En plus de posséder la fadeur propre à toute photocopie basique du schéma « les méchants enlèvent la copine du gentil et le gentil et ses amis les poursuivent envers et contre tout »,
le scénario de 10000 réussit l’exploit d’être suffisamment expédié pour qu’on n’y comprenne malgré tout rien. Les séquences s’enchaînent sans lien logique, les ébauches
de conflits se résolvent d’elles-mêmes le temps d’un changement d’axe de caméra. Cerise sur le gâteau, le tout est filmé et monté a minima, en une bouillie épileptique de gros plans – ce qui rend
la plupart des scènes d’actions illisibles.
Ces dernières mettent en scène un bestiaire qui restera assurément dans les annales des pires réalisations du genre. On a droit successivement à L’attaque des autruches géantes (qui font
des bruits de dindons), au Tigre hydrocéphale polyglotte (il comprend l’anglais, mais ne met à profit ce talent que le temps d’une scène aussi courte qu’inutile) et enfin, pour le
bouquet final, aux Mammouths en goguette chez les pharaons. Car oui, 10000 ose le saut temporel de 5000 ans pour envoyer ses héros à l’âge des pyramides,
lesquelles ont été bâties par une race extraterrestre despotique mais renversée par une révolte d’esclaves semi-improvisée et éclair (5 minutes montre en main). On rigolait déjà sincèrement
depuis le début, on en vient à pleurer de rire dans ce dernier acte.
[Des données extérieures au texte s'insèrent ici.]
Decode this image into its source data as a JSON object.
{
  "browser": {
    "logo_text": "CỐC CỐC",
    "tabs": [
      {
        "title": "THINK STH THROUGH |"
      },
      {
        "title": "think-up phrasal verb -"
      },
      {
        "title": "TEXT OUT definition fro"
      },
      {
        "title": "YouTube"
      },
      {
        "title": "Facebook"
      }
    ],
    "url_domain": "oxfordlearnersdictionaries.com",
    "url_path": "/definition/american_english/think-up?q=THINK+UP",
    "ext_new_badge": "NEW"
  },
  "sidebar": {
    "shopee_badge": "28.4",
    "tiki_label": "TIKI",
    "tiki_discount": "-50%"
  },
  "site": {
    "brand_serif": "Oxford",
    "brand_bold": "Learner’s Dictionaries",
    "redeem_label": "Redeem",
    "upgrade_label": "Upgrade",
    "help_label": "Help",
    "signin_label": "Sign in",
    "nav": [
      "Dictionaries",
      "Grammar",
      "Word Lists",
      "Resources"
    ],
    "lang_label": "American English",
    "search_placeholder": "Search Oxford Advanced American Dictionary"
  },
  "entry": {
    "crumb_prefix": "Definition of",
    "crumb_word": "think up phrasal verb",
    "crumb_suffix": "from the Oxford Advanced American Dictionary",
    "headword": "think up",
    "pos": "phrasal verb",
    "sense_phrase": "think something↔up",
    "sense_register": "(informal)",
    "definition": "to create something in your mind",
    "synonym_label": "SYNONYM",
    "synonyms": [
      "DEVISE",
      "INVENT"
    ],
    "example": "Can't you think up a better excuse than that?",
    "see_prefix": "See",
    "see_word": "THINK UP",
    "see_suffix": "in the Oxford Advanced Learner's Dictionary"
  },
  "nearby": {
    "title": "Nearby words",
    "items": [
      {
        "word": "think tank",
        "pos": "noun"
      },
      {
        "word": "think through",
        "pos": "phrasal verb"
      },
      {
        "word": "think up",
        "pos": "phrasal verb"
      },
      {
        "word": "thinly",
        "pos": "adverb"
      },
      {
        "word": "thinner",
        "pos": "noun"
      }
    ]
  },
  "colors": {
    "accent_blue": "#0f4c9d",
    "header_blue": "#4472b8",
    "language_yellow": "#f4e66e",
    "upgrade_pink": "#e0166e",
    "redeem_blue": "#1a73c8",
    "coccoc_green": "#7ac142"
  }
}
Plus mauvais film de l’année, 10000 est déjà presque assuré de l’être. Emmerich vise clairement plus haut – la postérité. Il l’atteint avec panache, en se hissant à un
niveau où seuls les navets spécialisés et fauchés peuvent rivaliser. Toutefois, une fausse note empêche le film d’entrer dans le nirvana des merveilles du kitsch, là où la nullité est élevée au
rang d’art majeur : la vision géopolitique rance qu’il transmet. Dans 10000, les gentils blancs parlent anglais, les gentils noirs courent vite et se mettent
volontiers au service des gentils blancs, les méchants arabes sont laids, brutaux et parlent une autre langue laide elle aussi. S’il veut faire encore mieux, Roland Emmerich devra se défaire de
telles prises de position qui n’ont rien à faire dans navet pur jus.